The second of former President Donald Trump’s three Supreme Court appointees, Cavanaugh said the Dobbs decision “does not prevent the numerous states that allow easy abortion from continuing to allow abortion. This includes, if they choose, the friendly states supporting the plaintiff in this Court: New York, California, Illinois, Maine, Massachusetts, Rhode Island, Vermont, Connecticut, New Jersey, Pennsylvania, Delaware, Maryland, Michigan, Wisconsin, Minnesota, New Mexico, Colorado, Nevada, Oregon, Washington and Hawaii.”

The legality of the procedure in these states could mean little, however, without access to the necessary drugs.

When the Supreme Court overturned federal abortion rights last June, the justices disagreed about the implications for future abortion litigation. Three dissenting justices warned that it would keep federal judges in the “sphere of controversy,” leading them to “further engage in hotly contested issues, including moral and philosophical ones.”

Those three (Sonia Sotomayor, Elena Kagan and the now-retired Stephen Breyer) cited potential threats to medication abortions in their dissent.

“Today’s majority decision raises many questions about interstate conflicts,” they said. “Can a state prohibit women from traveling to another state to obtain an abortion? Can a state ban out-of-state abortion advertising or help women reach out-of-state providers? Can a state interfere with the shipment of drugs used for medical abortions? The Constitution protects travel and speech and interstate commerce, so today’s decision will raise a number of new constitutional questions. Far from removing the Court from the abortion issue, the majority places the Court at the center of the coming “interjurisdictional abortion wars.”

In the Texas case, the anti-abortion coalition argues that the FDA has failed to adequately review the safety and effectiveness of abortion drugs over the past two decades. Seeking immediate action from Kacsmaryk, they wrote in their filing, “Without an order, these dangerous drugs will lead to physical complications, emotional trauma and death for women.”
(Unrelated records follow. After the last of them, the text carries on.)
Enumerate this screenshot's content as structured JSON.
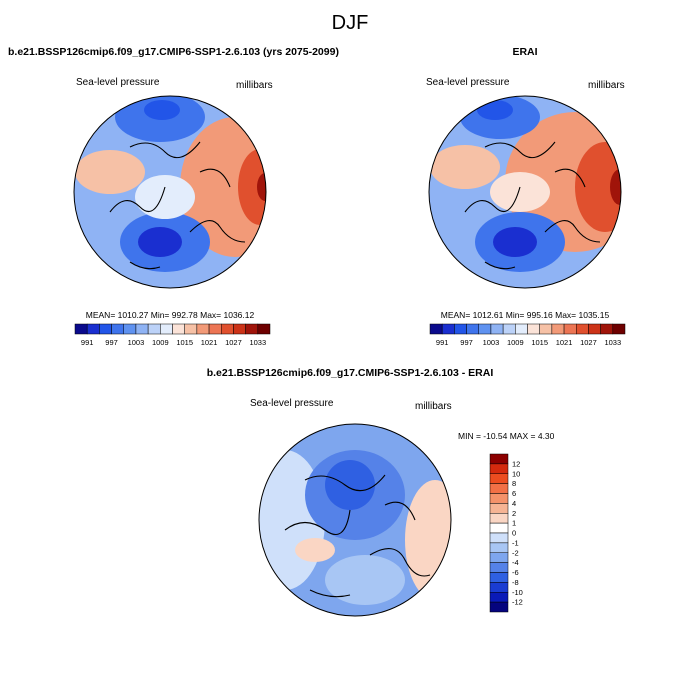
{
  "figure": {
    "title": "DJF"
  },
  "panels": {
    "model": {
      "title": "b.e21.BSSP126cmip6.f09_g17.CMIP6-SSP1-2.6.103 (yrs 2075-2099)",
      "variable": "Sea-level pressure",
      "units": "millibars",
      "stats": "MEAN= 1010.27  Min= 992.78  Max= 1036.12"
    },
    "obs": {
      "title": "ERAI",
      "variable": "Sea-level pressure",
      "units": "millibars",
      "stats": "MEAN= 1012.61  Min= 995.16  Max= 1035.15"
    },
    "diff": {
      "title": "b.e21.BSSP126cmip6.f09_g17.CMIP6-SSP1-2.6.103 - ERAI",
      "variable": "Sea-level pressure",
      "units": "millibars",
      "stats": "MIN = -10.54 MAX =   4.30"
    }
  },
  "chart_data": [
    {
      "type": "heatmap",
      "projection": "north polar stereographic",
      "title": "b.e21.BSSP126cmip6.f09_g17.CMIP6-SSP1-2.6.103 (yrs 2075-2099)",
      "variable": "Sea-level pressure",
      "units": "millibars",
      "mean": 1010.27,
      "min": 992.78,
      "max": 1036.12,
      "colorbar": {
        "orientation": "horizontal",
        "tick_labels": [
          "991",
          "997",
          "1003",
          "1009",
          "1015",
          "1021",
          "1027",
          "1033"
        ],
        "colors": [
          "#0a0a8c",
          "#1a2fd0",
          "#2255e8",
          "#3f74ec",
          "#5f92f0",
          "#8fb3f4",
          "#bcd2f8",
          "#e3edfc",
          "#fbe3d8",
          "#f6c1a6",
          "#f29a78",
          "#ec7554",
          "#e0502e",
          "#cc3318",
          "#a0140a",
          "#6e0000"
        ]
      }
    },
    {
      "type": "heatmap",
      "projection": "north polar stereographic",
      "title": "ERAI",
      "variable": "Sea-level pressure",
      "units": "millibars",
      "mean": 1012.61,
      "min": 995.16,
      "max": 1035.15,
      "colorbar": {
        "orientation": "horizontal",
        "tick_labels": [
          "991",
          "997",
          "1003",
          "1009",
          "1015",
          "1021",
          "1027",
          "1033"
        ],
        "colors": [
          "#0a0a8c",
          "#1a2fd0",
          "#2255e8",
          "#3f74ec",
          "#5f92f0",
          "#8fb3f4",
          "#bcd2f8",
          "#e3edfc",
          "#fbe3d8",
          "#f6c1a6",
          "#f29a78",
          "#ec7554",
          "#e0502e",
          "#cc3318",
          "#a0140a",
          "#6e0000"
        ]
      }
    },
    {
      "type": "heatmap",
      "projection": "north polar stereographic",
      "title": "b.e21.BSSP126cmip6.f09_g17.CMIP6-SSP1-2.6.103 - ERAI",
      "variable": "Sea-level pressure",
      "units": "millibars",
      "min": -10.54,
      "max": 4.3,
      "colorbar": {
        "orientation": "vertical",
        "tick_labels": [
          "12",
          "10",
          "8",
          "6",
          "4",
          "2",
          "1",
          "0",
          "-1",
          "-2",
          "-4",
          "-6",
          "-8",
          "-10",
          "-12"
        ],
        "colors": [
          "#8c0000",
          "#d42a0e",
          "#ec4d20",
          "#f27046",
          "#f4926a",
          "#f6b494",
          "#fad6c4",
          "#ffffff",
          "#cfe0fa",
          "#a8c6f4",
          "#7ea6ee",
          "#5582e8",
          "#2f60e2",
          "#1a3cd2",
          "#0a1ab8",
          "#05047e"
        ]
      }
    }
  ]
}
The FDA counters that mifepristone has been proven safe. Its lawyers point to the agency’s expertise and say the Alliance for Hippocratic Medicine wants to “overturn this longstanding scientific determination based on speculative claims of harm.”

In the Dobbs decision, Chief Justice John Roberts partially aligned himself with liberals in arguing against wholesale overturning of Roe v. Wade. But he refused to sign any of their joint dissents and wrote separately that he would have supported Mississippi’s controversial 15-week abortion ban — and went no further.

Cavanaugh denied this stance. Any permanent right to abortion, he wrote in a phrase repeated throughout his opinion, “shall be decided, as the Constitution provides, by the people and their elected representatives through the constitutional processes of democratic self-government.”